Restrukturierung des Österreichischen Forschungszentrums Seibersdorf: Seibersdorf liegt auf Kurs!

Offensive und defensive Maßnahmen gesetzt, um wettbewerbsfähig sein zu können - Die Transformation vom ehemaligen gemeinnützigen Forschungszentrum zum wissensbasierten, gewinnorientierten Forschungs- und Forschungsanwendungsunternehmen ist im vollen Gang.

Wien (OTS) - Das Österreichische Forschungszentrum Seibersdorf (ÖFZS) liege mit seinen Restrukturierungsmaßnahmen völlig auf Kurs. Sowohl die strategische Neuausrichtung als auch die notwendigen organisatorischen Maßnahmen seien abgeschlossen. Die Transformation des Unternehmens vom ehemaligen gemeinnützigen Forschungszentrum zum wissensbasierten und gewinnorientierten Forschungs- und Forschungsanwendungsunternehmen sei im vollen Gang. Zudem komme noch die erfreuliche Tatsache, daß sich die strategische Neuorientierung des ÖFZS auch mit dem neuerarbeiteten Technologie- und Forschungspapier der Bundesregierung decke. Dies erklärte heute Dr. Anton Stumpf, Sonderbevollmächtigter für den kaufmännischen Bereich im ÖFZS.

Die Hintergründe für die Restrukturierungsmaßnahmen in Seibersdorf waren, das Leistungsangebot an die Marktbedürfnisse anzupassen, sich inhaltlich zu erneuern, die Bilanz des Unternehmens zu verbessern und schließlich die betriebswirtschaftliche Leistung im Sinne der Erwartung von Eigentümer und Aufsichtsrat ebenfalls zu erhöhen.
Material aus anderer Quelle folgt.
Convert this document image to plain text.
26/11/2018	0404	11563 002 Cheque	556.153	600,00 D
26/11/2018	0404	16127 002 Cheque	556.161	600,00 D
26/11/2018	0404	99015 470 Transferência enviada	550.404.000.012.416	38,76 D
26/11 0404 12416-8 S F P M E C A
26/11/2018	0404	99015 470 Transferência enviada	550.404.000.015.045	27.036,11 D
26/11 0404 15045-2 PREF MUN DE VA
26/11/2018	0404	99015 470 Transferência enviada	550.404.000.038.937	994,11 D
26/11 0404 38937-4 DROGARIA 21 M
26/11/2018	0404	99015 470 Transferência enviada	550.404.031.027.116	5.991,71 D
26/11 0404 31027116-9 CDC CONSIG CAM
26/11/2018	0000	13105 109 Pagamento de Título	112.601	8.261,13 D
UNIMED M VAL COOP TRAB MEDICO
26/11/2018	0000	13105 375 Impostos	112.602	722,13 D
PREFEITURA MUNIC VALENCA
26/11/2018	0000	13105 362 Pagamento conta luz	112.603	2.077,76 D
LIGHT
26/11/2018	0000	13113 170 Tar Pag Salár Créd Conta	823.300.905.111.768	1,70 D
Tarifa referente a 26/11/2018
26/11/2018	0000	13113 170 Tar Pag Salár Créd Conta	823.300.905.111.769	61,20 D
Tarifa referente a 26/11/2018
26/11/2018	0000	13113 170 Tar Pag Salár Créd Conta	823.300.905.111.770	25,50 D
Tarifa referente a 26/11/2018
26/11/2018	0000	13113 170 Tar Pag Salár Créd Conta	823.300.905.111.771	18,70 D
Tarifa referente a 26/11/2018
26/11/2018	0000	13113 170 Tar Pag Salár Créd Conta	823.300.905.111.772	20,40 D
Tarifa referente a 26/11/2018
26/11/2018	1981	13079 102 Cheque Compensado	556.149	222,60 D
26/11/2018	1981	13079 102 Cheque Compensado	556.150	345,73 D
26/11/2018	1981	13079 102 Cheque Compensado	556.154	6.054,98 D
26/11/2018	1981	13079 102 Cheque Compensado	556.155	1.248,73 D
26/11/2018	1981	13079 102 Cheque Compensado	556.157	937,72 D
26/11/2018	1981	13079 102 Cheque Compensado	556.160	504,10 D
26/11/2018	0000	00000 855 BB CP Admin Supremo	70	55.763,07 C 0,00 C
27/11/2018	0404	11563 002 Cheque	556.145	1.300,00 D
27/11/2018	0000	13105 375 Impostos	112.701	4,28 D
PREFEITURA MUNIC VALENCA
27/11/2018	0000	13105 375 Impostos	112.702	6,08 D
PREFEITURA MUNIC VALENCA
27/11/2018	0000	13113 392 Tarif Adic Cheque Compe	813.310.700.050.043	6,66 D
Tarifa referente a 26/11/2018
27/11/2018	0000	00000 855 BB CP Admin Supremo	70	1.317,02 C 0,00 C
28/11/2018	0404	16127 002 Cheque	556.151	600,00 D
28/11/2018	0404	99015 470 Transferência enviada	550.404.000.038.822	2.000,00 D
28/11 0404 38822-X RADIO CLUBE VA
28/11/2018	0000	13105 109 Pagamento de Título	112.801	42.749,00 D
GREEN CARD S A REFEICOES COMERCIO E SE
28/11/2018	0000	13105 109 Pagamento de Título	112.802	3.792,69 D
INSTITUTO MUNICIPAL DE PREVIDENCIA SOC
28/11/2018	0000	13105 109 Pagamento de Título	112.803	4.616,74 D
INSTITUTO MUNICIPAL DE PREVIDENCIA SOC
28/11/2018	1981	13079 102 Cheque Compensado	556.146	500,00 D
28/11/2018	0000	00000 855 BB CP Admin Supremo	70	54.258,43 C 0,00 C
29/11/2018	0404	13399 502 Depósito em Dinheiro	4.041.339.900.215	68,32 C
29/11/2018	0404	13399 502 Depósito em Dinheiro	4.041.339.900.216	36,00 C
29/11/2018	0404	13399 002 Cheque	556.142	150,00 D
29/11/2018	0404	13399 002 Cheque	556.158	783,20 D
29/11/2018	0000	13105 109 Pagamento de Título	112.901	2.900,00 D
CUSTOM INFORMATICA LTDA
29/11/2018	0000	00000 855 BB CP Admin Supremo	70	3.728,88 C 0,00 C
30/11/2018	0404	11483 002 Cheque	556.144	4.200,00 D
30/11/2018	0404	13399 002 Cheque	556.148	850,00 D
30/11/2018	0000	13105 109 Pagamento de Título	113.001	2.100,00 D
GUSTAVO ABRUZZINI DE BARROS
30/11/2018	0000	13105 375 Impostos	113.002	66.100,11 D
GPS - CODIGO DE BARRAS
Sämtliche eingeleiteten Schritte und Maßnahmen der Geschäftsführung stehen im Einklang mit Beschlüssen des Aufsichtsrates.
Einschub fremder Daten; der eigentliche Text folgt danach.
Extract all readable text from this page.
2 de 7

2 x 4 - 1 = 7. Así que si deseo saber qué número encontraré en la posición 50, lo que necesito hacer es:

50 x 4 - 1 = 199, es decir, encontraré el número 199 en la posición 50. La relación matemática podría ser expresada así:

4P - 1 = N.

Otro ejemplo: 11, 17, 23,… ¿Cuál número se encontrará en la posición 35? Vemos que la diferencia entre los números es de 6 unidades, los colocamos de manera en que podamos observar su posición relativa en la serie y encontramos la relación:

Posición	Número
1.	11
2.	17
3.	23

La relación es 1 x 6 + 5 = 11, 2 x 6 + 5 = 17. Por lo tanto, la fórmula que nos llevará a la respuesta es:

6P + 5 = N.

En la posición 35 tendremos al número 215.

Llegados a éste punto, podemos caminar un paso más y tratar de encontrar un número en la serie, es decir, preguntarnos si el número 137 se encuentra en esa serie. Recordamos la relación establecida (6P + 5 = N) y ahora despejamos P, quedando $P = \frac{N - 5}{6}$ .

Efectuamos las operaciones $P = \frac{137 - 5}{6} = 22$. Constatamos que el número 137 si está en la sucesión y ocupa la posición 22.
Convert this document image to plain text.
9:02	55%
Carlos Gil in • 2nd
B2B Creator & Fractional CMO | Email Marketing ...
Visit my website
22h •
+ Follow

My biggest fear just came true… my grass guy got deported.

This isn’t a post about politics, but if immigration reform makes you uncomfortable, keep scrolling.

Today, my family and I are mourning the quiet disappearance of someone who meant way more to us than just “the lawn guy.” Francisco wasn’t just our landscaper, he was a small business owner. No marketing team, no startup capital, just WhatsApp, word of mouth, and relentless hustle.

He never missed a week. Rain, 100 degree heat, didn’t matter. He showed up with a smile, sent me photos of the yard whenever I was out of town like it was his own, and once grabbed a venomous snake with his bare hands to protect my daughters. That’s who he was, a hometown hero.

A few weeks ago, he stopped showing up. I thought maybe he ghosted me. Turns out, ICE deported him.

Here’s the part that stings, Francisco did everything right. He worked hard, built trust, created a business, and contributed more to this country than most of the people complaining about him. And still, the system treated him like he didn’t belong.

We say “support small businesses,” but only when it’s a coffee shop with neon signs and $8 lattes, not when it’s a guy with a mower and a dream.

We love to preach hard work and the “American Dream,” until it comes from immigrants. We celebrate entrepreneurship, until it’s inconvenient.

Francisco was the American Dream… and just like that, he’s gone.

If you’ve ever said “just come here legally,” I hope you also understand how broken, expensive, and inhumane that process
Reengineering von Seibersdorf: Organisation völlig neu!

Die Unternehmensgliederung des ÖFZS wurde völlig neu gestaltet. Es wurden drei Unternehmensseiten gebildet, wobei die bisherige Geschäftstätigkeit des ÖFZS, nämlich die angewandte Forschung nunmehr eine Unternehmenseinheit bildet. Daneben wurden die Unternehmenseinheiten "Forschungsanwendnung" und "Technologieberatung" angesiedelt. Bei der "Forschungsanwendung" geht es primär darum, Innovationen und zur Serienreife gelangte Forschungsergebnisse zu vermarkten. Die "Technologieberatung" wird die Schnittstelle des ÖFZS zu den bestehenden und künftigen Auftraggebern.
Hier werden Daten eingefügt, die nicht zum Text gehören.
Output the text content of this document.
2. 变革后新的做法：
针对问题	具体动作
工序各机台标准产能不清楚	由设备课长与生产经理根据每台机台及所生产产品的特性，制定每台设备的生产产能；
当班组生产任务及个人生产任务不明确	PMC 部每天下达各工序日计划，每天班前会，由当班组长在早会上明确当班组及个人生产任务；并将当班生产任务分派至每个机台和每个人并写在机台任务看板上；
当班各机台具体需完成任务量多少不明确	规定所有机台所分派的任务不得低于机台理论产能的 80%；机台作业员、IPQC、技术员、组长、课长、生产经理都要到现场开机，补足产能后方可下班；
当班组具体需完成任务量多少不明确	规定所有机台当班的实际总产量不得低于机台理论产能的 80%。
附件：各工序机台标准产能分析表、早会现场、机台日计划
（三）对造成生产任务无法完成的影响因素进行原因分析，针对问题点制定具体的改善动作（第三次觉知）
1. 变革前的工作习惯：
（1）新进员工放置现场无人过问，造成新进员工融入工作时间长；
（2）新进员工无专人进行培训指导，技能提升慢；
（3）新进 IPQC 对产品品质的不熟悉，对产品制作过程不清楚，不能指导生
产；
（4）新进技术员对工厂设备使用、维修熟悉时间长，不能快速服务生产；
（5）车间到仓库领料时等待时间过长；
Ebenfalls völlig neu definiert und aufgeteilt wurde die Unternehmenseinheit der "Angewandten Forschung", das bisherige "Stammgeschäft" von Seibersdorf. In diesem Bereich wird man sich künftig auf Kernkompetenzen im Forschungsbereich konzentrieren und auf zukunftsträchtige Forschungsbereiche setzen.

Kernbereich wird ausgegliedert und möglichst rasch stillgelegt

Eine wesentliche Perspektive des neuen Seibersdorf wird die Ausgliederung der kerntechnischen Bereiche sein. In Abstimmung mit diesbezüglichen Absichten der Bundesregierung sollen die kerntechnischen Bereiche nach der Ausgliederung möglichst schnell stillgelegt werden.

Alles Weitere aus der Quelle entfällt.